Most of these trials were more like moral plays rather than about political enemies. Most dealt with religion, sex, martial relations, hygiene, and other ethical norms. There were some overtly political ones, especially those during the Civil War, where Red Army agitators staged mock trials of White generals–Denekin, Wrangel, and others–or to promote Bolshevik propaganda, like the Trial of Lenin.
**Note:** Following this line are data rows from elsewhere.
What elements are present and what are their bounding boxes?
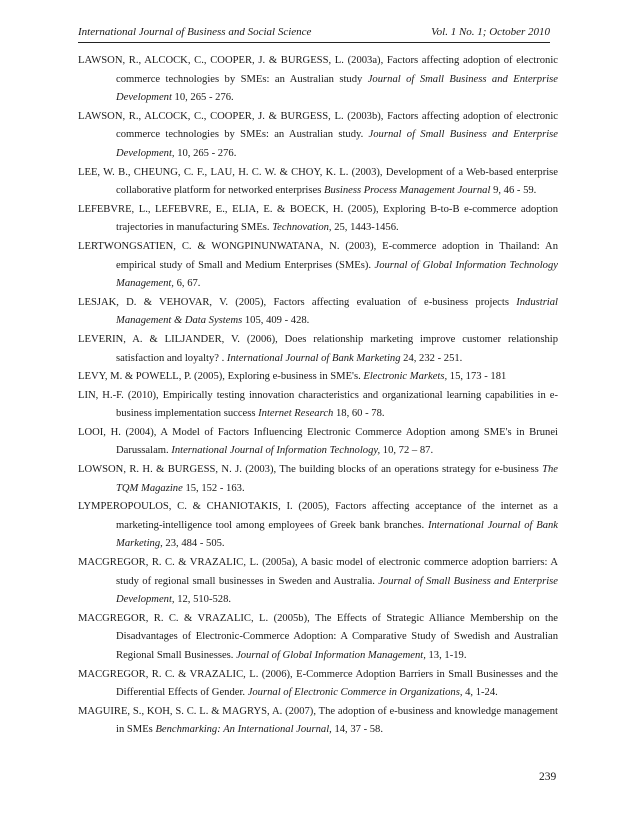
reference-entry: MACGREGOR, R. C. & VRAZALIC, L. (2006), E-Commerce Adoption Barriers in Small Businesses and the Differential Effects of Gender. Journal of Electronic Commerce in Organizations, 4, 1-24.	[78, 668, 558, 699]
reference-entry: LOOI, H. (2004), A Model of Factors Influencing Electronic Commerce Adoption among SME's in Brunei Darussalam. International Journal of Information Technology, 10, 72 – 87.	[78, 426, 558, 457]
reference-entry: LAWSON, R., ALCOCK, C., COOPER, J. & BURGESS, L. (2003a), Factors affecting adoption of electronic commerce technologies by SMEs: an Australian study Journal of Small Business and Enterprise Development 10, 265 - 276.	[78, 55, 558, 104]
page-number: 239	[539, 771, 557, 783]
reference-entry: LERTWONGSATIEN, C. & WONGPINUNWATANA, N. (2003), E-commerce adoption in Thailand: An empirical study of Small and Medium Enterprises (SMEs). Journal of Global Information Technology Management, 6, 67.	[78, 240, 558, 290]
reference-entry: MACGREGOR, R. C. & VRAZALIC, L. (2005b), The Effects of Strategic Alliance Membership on the Disadvantages of Electronic-Commerce Adoption: A Comparative Study of Swedish and Australian Regional Small Businesses. Journal of Global Information Management, 13, 1-19.	[78, 612, 558, 661]
reference-entry: LYMPEROPOULOS, C. & CHANIOTAKIS, I. (2005), Factors affecting acceptance of the internet as a marketing-intelligence tool among employees of Greek bank branches. International Journal of Bank Marketing, 23, 484 - 505.	[78, 501, 558, 550]
reference-entry: LOWSON, R. H. & BURGESS, N. J. (2003), The building blocks of an operations strategy for e-business The TQM Magazine 15, 152 - 163.	[78, 464, 558, 494]
reference-entry: LEVY, M. & POWELL, P. (2005), Exploring e-business in SME's. Electronic Markets, 15, 173 - 181	[78, 371, 507, 383]
reference-entry: MAGUIRE, S., KOH, S. C. L. & MAGRYS, A. (2007), The adoption of e-business and knowledge management in SMEs Benchmarking: An International Journal, 14, 37 - 58.	[78, 705, 558, 736]
reference-entry: LAWSON, R., ALCOCK, C., COOPER, J. & BURGESS, L. (2003b), Factors affecting adoption of electronic commerce technologies by SMEs: an Australian study. Journal of Small Business and Enterprise Development, 10, 265 - 276.	[78, 110, 558, 159]
reference-entry: LEVERIN, A. & LILJANDER, V. (2006), Does relationship marketing improve customer relationship satisfaction and loyalty? . International Journal of Bank Marketing 24, 232 - 251.	[78, 333, 558, 364]
reference-entry: MACGREGOR, R. C. & VRAZALIC, L. (2005a), A basic model of electronic commerce adoption barriers: A study of regional small businesses in Sweden and Australia. Journal of Small Business and Enterprise Development, 12, 510-528.	[78, 557, 558, 606]
running-header	[78, 24, 550, 43]
reference-list	[78, 52, 558, 740]
reference-entry: LEFEBVRE, L., LEFEBVRE, E., ELIA, E. & BOECK, H. (2005), Exploring B-to-B e-commerce adoption trajectories in manufacturing SMEs. Technovation, 25, 1443-1456.	[78, 203, 558, 234]
journal-title: International Journal of Business and Social Science	[78, 26, 312, 38]
reference-entry: LESJAK, D. & VEHOVAR, V. (2005), Factors affecting evaluation of e-business projects Industrial Management & Data Systems 105, 409 - 428.	[78, 296, 558, 327]
reference-entry: LEE, W. B., CHEUNG, C. F., LAU, H. C. W. & CHOY, K. L. (2003), Development of a Web-based enterprise collaborative platform for networked enterprises Business Process Management Journal 9, 46 - 59.	[78, 166, 558, 197]
issue-info: Vol. 1 No. 1; October 2010	[431, 26, 550, 38]
reference-entry: LIN, H.-F. (2010), Empirically testing innovation characteristics and organizational learning capabilities in e-business implementation success Internet Research 18, 60 - 78.	[78, 389, 558, 420]
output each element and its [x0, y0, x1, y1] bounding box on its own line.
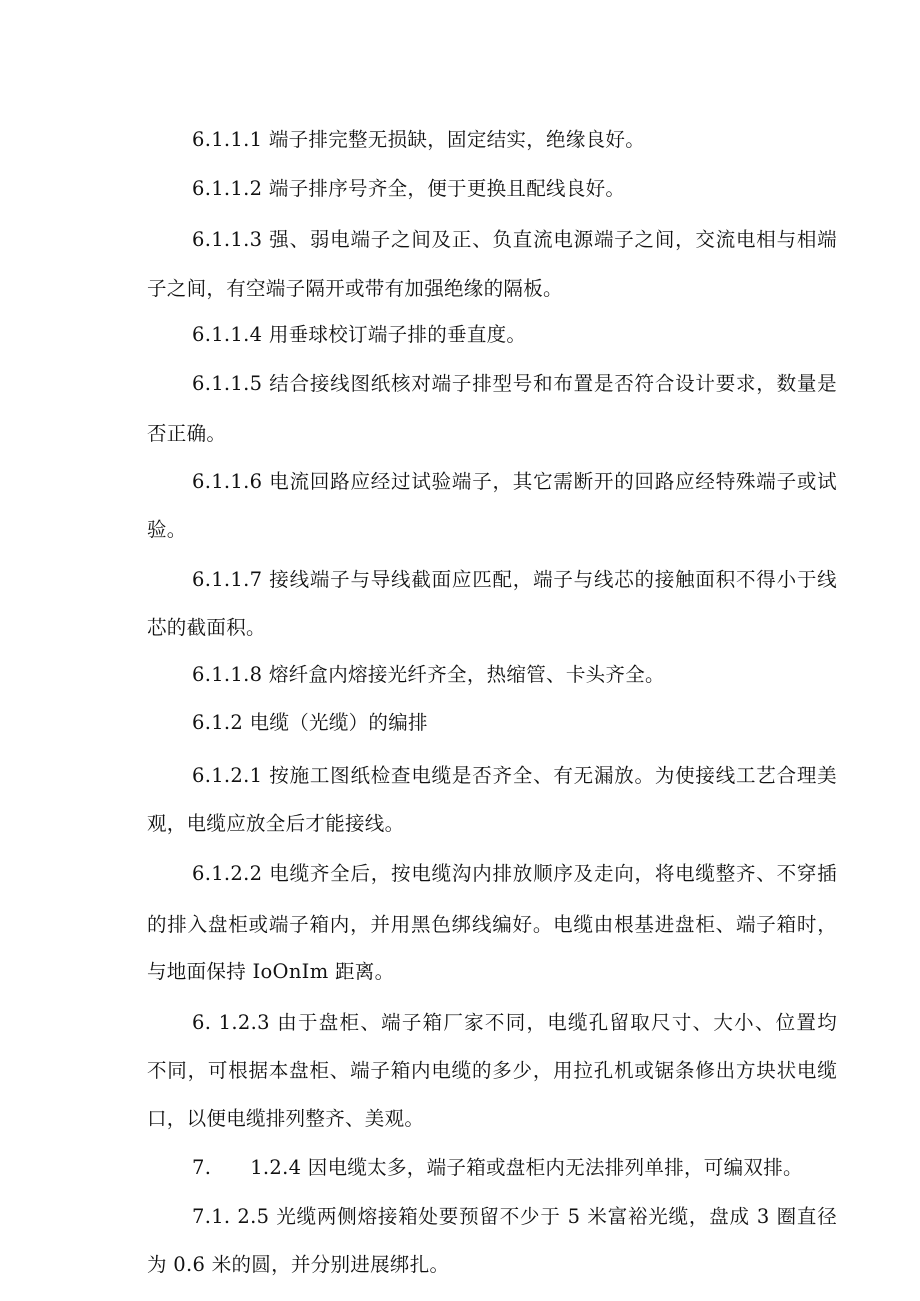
paragraph-6-1-2-3-line-2: 不同，可根据本盘柜、端子箱内电缆的多少，用拉孔机或锯条修出方块状电缆	[147, 1059, 837, 1082]
paragraph-6-1-1-8: 6.1.1.8 熔纤盒内熔接光纤齐全，热缩管、卡头齐全。	[192, 663, 665, 686]
paragraph-6-1-1-4: 6.1.1.4 用垂球校订端子排的垂直度。	[192, 323, 527, 346]
paragraph-6-1-2-2-line-2: 的排入盘柜或端子箱内，并用黑色绑线编好。电缆由根基进盘柜、端子箱时，	[147, 913, 837, 936]
paragraph-6-1-2-2-line-1: 6.1.2.2 电缆齐全后，按电缆沟内排放顺序及走向，将电缆整齐、不穿插	[192, 862, 837, 885]
paragraph-1-2-4: 7. 1.2.4 因电缆太多，端子箱或盘柜内无法排列单排，可编双排。	[192, 1156, 803, 1179]
paragraph-6-1-1-2: 6.1.1.2 端子排序号齐全，便于更换且配线良好。	[192, 177, 626, 200]
paragraph-6-1-1-3-line-2: 子之间，有空端子隔开或带有加强绝缘的隔板。	[147, 277, 563, 300]
paragraph-6-1-1-7-line-2: 芯的截面积。	[147, 616, 266, 639]
paragraph-6-1-2-3-line-3: 口，以便电缆排列整齐、美观。	[147, 1107, 425, 1130]
paragraph-6-1-1-3-line-1: 6.1.1.3 强、弱电端子之间及正、负直流电源端子之间，交流电相与相端	[192, 228, 837, 251]
paragraph-6-1-1-6-line-2: 验。	[147, 518, 187, 541]
paragraph-6-1-1-7-line-1: 6.1.1.7 接线端子与导线截面应匹配，端子与线芯的接触面积不得小于线	[192, 568, 837, 591]
paragraph-6-1-2-1-line-2: 观，电缆应放全后才能接线。	[147, 812, 405, 835]
paragraph-1-2-5-line-2: 为 0.6 米的圆，并分别进展绑扎。	[147, 1253, 450, 1276]
paragraph-6-1-1-1: 6.1.1.1 端子排完整无损缺，固定结实，绝缘良好。	[192, 128, 646, 151]
paragraph-6-1-1-6-line-1: 6.1.1.6 电流回路应经过试验端子，其它需断开的回路应经特殊端子或试	[192, 470, 837, 493]
paragraph-6-1-2-1-line-1: 6.1.2.1 按施工图纸检查电缆是否齐全、有无漏放。为使接线工艺合理美	[192, 764, 837, 787]
paragraph-6-1-1-5-line-1: 6.1.1.5 结合接线图纸核对端子排型号和布置是否符合设计要求，数量是	[192, 372, 837, 395]
paragraph-6-1-2-2-line-3: 与地面保持 IoOnIm 距离。	[147, 960, 395, 983]
section-heading-6-1-2: 6.1.2 电缆（光缆）的编排	[192, 711, 428, 734]
paragraph-6-1-1-5-line-2: 否正确。	[147, 422, 227, 445]
paragraph-1-2-5-line-1: 7.1. 2.5 光缆两侧熔接箱处要预留不少于 5 米富裕光缆，盘成 3 圈直径	[192, 1205, 837, 1228]
paragraph-6-1-2-3-line-1: 6. 1.2.3 由于盘柜、端子箱厂家不同，电缆孔留取尺寸、大小、位置均	[192, 1011, 837, 1034]
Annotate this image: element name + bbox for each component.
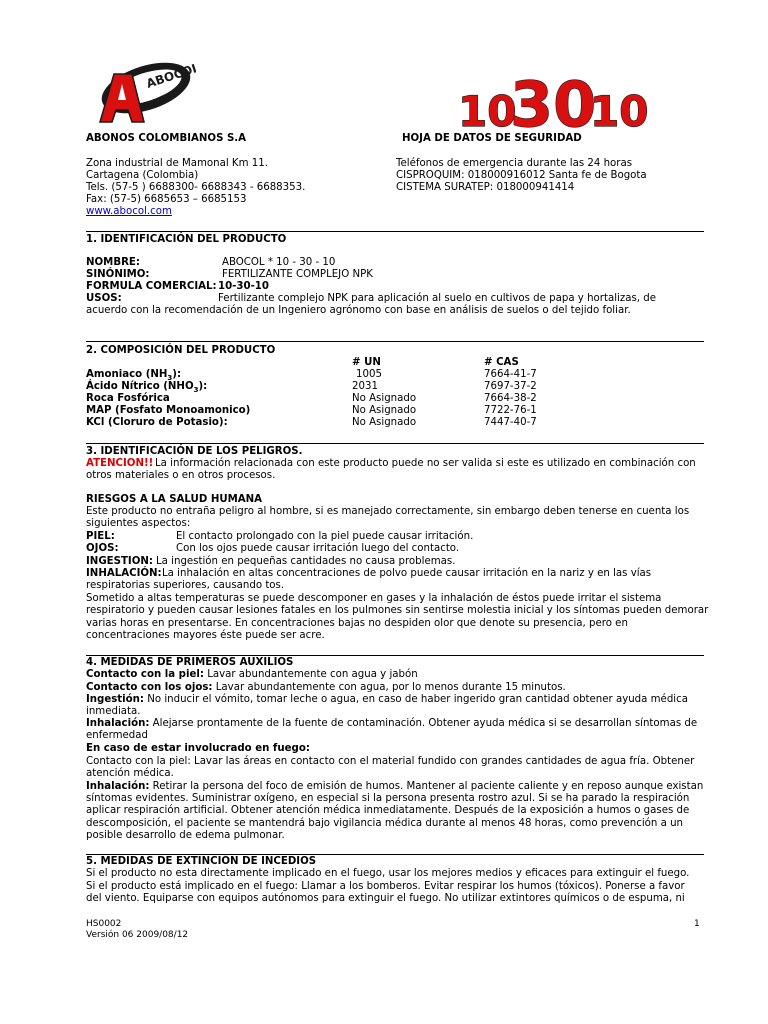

Also, many mock trials from the 1920s were scripted to have an open ended judgment. The audience was encouraged to discuss possible verdicts according to a kind of multiple choice list. It was only in the 1930s that they became more didactic and predictable. A few historians have tried to make a direct connection between these agitation trials and the great show trials of the 1930s. Elizabeth Wood’s Performing Justice: Agitation Trials In Early Soviet Russia and Julie Cassiday’s The Enemy on Trial: Early Soviet Courts on Stage and Screen are two such examples. I remain unconvinced of their overall impact on both citizens’ moral and political outlook. At most, agitsudy belong to a whole range of mechanisms that promoted (often unsuccessfully) a particular Soviet ideological worldview.

In fact, agitation trials weren’t even a Bolshevik invention (when it came to forms of agitation, the Bolsheviks invented rather little). Nor were their Tsarist predecessors only about students putting literary characters on trials as the article suggests. Tsarist moralists organized agitation trials pretty much around the same topics as the Bolsheviks–hygiene, sex, morality, sobriety, and other topics– as a means to “enlighten” a mostly illiterate population.

The Tsarist mock trials weren’t widespread either and had minimal impact on peasant morality. When it comes to promoting a “legal consciousness” on a mass level, you would have to turn to the volost court and its Soviet predecessor, the people’s courts. To my knowledge, there has yet to be a study of the Soviet people’s courts, mostly because I think people incorrectly assume they were vapid ideological shells. There has been a study of the volost court. These, as Stephen Frank shows in his Crime, Cultural Conflict, and Justice in Rural Russia, 1856-1914, were quite popular and their outcomes, often to the chagrin of Russia intelligentsia, reflected community norms rather than the “law.” And if the justice metered out by the court didn’t jive with the community, the latter took matters into their own hands via charivari, or samosud, a practice which incidentally continues to this day.